Let’s now check for some suspected suffixes or prefixes and see whether they are present.
d_city = county.fips2[county %>% str_detect('city'), .SD]
d_city %>% datatable()
d_borough = county.fips2[county %>% str_detect('borough'), .SD]
d_borough %>% datatable()
d_county = county.fips2[county %>% str_detect('county'), .SD]
d_county %>% datatable()
d_parish = county.fips2[county %>% str_detect('parish'), .SD]
d_parish %>% datatable()
d_muni = county.fips2[county %>% str_detect('municip'), .SD]
d_muni %>% datatable()
d_main = county.fips2[county %>% str_detect('main'), .SD]
d_main
## Empty data.table (0 rows) of 5 cols: state_alpha,state,state_ansi,county,fips
Investigation results: 1. borough in Florida and New Hampshire is part of the name. 2. city is part of the name for James City and Charles City in Virginia, the rest can be discarded.

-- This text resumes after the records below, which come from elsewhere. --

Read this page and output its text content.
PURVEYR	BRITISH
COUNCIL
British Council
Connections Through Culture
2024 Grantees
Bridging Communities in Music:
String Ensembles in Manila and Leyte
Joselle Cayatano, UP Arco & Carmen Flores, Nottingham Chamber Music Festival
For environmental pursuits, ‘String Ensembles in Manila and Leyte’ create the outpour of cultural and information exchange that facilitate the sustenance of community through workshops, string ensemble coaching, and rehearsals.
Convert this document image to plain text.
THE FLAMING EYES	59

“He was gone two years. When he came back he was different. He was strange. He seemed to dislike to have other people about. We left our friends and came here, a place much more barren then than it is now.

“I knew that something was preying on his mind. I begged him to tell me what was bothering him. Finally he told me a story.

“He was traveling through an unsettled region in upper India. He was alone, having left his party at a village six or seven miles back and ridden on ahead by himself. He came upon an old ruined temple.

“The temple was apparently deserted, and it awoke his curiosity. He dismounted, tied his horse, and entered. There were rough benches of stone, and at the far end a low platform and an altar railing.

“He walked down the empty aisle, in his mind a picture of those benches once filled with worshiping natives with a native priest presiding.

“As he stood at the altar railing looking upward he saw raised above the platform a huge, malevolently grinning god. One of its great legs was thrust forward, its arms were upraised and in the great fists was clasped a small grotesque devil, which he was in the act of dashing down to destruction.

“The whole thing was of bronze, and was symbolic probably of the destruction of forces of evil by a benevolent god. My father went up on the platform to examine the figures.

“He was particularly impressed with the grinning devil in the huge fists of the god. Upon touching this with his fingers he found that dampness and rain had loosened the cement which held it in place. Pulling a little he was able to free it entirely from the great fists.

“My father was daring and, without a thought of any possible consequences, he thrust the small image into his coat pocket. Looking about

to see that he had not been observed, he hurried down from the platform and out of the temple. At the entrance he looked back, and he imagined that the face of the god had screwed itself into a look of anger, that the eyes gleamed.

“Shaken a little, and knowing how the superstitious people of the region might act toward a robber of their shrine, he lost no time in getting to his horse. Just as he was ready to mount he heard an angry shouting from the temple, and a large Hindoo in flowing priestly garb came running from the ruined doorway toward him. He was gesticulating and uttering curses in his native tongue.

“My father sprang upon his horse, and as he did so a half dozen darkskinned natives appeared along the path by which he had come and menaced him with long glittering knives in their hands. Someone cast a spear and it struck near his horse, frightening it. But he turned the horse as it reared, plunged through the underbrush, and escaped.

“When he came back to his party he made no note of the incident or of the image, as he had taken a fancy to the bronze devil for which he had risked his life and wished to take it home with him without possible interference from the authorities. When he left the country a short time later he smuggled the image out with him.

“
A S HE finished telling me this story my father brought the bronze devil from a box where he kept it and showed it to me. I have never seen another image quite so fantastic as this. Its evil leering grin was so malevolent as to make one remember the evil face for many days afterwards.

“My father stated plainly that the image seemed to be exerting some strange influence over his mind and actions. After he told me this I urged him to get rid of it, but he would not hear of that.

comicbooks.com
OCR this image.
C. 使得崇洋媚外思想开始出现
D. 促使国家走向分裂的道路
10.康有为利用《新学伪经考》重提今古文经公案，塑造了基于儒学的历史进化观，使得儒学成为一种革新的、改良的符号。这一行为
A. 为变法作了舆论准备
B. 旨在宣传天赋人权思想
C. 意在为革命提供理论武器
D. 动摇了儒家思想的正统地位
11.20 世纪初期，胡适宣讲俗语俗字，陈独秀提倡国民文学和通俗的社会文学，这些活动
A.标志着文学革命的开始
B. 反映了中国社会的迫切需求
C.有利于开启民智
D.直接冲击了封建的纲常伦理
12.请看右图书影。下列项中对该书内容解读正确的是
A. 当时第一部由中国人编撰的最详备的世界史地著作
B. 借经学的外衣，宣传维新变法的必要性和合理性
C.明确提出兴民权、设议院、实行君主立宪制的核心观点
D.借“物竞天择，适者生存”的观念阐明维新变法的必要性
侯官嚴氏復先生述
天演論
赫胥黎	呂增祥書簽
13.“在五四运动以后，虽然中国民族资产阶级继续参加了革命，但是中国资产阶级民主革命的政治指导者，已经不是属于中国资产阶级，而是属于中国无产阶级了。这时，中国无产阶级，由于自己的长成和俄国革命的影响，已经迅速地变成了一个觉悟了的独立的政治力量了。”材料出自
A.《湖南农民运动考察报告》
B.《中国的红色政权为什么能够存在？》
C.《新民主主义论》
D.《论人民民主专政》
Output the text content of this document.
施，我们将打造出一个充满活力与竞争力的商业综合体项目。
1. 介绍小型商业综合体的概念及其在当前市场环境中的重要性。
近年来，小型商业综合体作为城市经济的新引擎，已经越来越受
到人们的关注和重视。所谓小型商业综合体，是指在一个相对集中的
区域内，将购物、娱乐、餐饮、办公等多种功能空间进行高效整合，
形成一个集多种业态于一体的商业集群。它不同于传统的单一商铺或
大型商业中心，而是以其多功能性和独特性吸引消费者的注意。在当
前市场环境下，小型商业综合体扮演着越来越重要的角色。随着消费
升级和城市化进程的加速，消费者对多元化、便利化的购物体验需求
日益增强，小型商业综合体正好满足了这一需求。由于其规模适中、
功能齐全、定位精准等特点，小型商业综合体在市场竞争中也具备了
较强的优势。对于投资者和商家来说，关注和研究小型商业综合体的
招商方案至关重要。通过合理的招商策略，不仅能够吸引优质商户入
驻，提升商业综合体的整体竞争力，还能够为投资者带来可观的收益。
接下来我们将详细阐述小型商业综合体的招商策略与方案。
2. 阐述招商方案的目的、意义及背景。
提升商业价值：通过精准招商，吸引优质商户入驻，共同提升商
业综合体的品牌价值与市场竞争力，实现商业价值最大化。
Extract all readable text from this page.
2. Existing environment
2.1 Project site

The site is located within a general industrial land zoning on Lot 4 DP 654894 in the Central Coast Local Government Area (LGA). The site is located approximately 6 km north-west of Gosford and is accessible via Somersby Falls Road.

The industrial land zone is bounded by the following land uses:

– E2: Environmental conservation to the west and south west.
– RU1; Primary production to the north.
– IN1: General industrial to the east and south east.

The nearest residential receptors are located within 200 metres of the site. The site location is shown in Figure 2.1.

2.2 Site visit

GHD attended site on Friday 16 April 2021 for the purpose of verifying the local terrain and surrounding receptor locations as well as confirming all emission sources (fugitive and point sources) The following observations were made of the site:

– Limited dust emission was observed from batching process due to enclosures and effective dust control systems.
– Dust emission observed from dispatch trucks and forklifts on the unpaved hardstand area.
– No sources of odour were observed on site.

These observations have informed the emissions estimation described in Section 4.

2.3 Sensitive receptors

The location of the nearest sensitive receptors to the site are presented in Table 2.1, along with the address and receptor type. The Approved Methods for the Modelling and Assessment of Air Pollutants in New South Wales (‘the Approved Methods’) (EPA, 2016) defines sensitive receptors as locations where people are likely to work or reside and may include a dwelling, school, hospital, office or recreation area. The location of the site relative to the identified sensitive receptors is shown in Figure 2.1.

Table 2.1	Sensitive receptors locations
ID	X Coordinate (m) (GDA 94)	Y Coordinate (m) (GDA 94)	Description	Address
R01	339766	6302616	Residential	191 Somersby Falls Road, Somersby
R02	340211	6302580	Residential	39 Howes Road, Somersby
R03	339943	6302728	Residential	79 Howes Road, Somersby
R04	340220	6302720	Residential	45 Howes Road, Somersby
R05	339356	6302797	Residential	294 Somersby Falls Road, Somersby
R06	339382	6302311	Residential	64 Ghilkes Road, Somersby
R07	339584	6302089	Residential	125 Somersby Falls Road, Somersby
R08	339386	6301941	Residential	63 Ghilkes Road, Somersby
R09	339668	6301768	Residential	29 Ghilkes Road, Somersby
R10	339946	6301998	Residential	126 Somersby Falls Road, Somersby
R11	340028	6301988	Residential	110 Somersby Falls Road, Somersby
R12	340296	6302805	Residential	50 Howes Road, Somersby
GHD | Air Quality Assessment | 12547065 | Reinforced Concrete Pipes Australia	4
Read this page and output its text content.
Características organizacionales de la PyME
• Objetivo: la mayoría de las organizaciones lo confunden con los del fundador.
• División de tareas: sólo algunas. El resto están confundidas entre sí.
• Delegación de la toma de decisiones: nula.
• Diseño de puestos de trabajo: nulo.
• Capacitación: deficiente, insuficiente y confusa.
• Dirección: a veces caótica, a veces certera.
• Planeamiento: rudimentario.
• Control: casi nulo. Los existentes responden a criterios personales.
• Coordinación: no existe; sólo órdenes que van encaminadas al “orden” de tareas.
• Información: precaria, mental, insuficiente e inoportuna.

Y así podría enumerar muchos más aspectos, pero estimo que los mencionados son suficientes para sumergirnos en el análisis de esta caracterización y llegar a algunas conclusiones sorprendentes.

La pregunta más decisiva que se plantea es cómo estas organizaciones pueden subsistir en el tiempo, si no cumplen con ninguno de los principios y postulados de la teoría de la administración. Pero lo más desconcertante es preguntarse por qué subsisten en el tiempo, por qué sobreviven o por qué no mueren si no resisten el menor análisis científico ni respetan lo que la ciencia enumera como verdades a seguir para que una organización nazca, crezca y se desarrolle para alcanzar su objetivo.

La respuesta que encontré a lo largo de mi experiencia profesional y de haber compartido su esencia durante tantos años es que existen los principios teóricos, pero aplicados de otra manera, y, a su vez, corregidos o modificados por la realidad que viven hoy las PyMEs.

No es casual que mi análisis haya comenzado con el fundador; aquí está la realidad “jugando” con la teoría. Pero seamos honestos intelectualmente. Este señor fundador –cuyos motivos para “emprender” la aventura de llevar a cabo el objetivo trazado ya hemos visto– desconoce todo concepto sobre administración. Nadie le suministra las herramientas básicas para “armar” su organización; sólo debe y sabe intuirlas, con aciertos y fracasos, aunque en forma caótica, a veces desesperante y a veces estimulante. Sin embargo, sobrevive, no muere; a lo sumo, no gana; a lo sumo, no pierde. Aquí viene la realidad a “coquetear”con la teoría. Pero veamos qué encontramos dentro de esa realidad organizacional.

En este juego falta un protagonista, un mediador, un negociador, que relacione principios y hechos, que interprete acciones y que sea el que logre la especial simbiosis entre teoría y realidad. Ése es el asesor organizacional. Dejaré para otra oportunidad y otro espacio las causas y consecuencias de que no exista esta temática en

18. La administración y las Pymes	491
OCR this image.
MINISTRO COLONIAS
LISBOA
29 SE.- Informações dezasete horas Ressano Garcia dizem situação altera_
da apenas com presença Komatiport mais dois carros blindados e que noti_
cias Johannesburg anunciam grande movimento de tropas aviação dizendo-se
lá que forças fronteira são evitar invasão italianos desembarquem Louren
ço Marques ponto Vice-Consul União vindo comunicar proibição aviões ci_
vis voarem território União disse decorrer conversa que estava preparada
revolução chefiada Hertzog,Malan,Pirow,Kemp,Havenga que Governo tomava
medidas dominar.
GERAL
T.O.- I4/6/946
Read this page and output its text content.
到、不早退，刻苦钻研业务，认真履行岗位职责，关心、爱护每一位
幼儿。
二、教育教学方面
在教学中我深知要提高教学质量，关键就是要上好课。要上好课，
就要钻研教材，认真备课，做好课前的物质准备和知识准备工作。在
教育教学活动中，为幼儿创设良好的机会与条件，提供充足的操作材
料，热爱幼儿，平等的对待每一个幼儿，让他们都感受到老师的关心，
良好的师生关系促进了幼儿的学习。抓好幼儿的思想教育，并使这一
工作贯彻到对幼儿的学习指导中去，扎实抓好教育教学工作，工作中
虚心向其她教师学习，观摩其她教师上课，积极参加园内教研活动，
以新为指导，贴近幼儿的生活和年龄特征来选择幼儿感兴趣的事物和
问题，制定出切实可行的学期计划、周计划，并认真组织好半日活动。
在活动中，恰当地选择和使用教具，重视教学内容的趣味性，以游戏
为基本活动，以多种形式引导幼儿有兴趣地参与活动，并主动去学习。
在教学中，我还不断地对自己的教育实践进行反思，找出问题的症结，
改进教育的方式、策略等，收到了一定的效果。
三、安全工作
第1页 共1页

# Remove the "county" and "parish" from the endings of the counties
county.fips2$county = county.fips2 %>%
select(county) %>%
map_df(.f = str_replace_all, pattern = 'county', '') %>%
map_df(.f = str_replace_all, pattern = 'parish', '')
# Clean "borough"
county_clean = county.fips2 %>%
select(state, county) %>%
filter(state == 'alaska') %>%
map_df(.f = str_replace_all, pattern = 'borough', '') %>%
map_df(.f = str_replace_all, pattern = 'censusarea', '') %>%
map_df(.f = str_replace_all, pattern = 'and', '')
county.fips2[state == 'alaska', county := county_clean$county]
# Clean "municip"
county.fips2$county = county.fips2 %>%
select(county) %>%
map_df(.f = str_replace_all, pattern = 'municip', '')
# Clean "city"
va = county.fips2[state %in% 'virginia', ][, row_id := .I]
va2 = va %>%
select(state, county, row_id) %>%
filter(state == 'virginia') %>%
filter(county %in% c('jamescity', 'charlescity'))
va3 = va %>%
select(state, county, row_id) %>%
filter(state == 'virginia') %>%
filter(!county %in% c('jamescity', 'charlescity')) %>%
map_df(.f = str_replace_all, pattern = 'city', '') %>%
rbind(va2) %>%
arrange(as.integer(row_id)) %>%
as.data.table()
county.fips2[state %in% 'virginia', county := va3$county]
Finally, the county.fips2 dataset is clean. Ther might be a few more issues, but that’s left to the user who is interested in this dataset.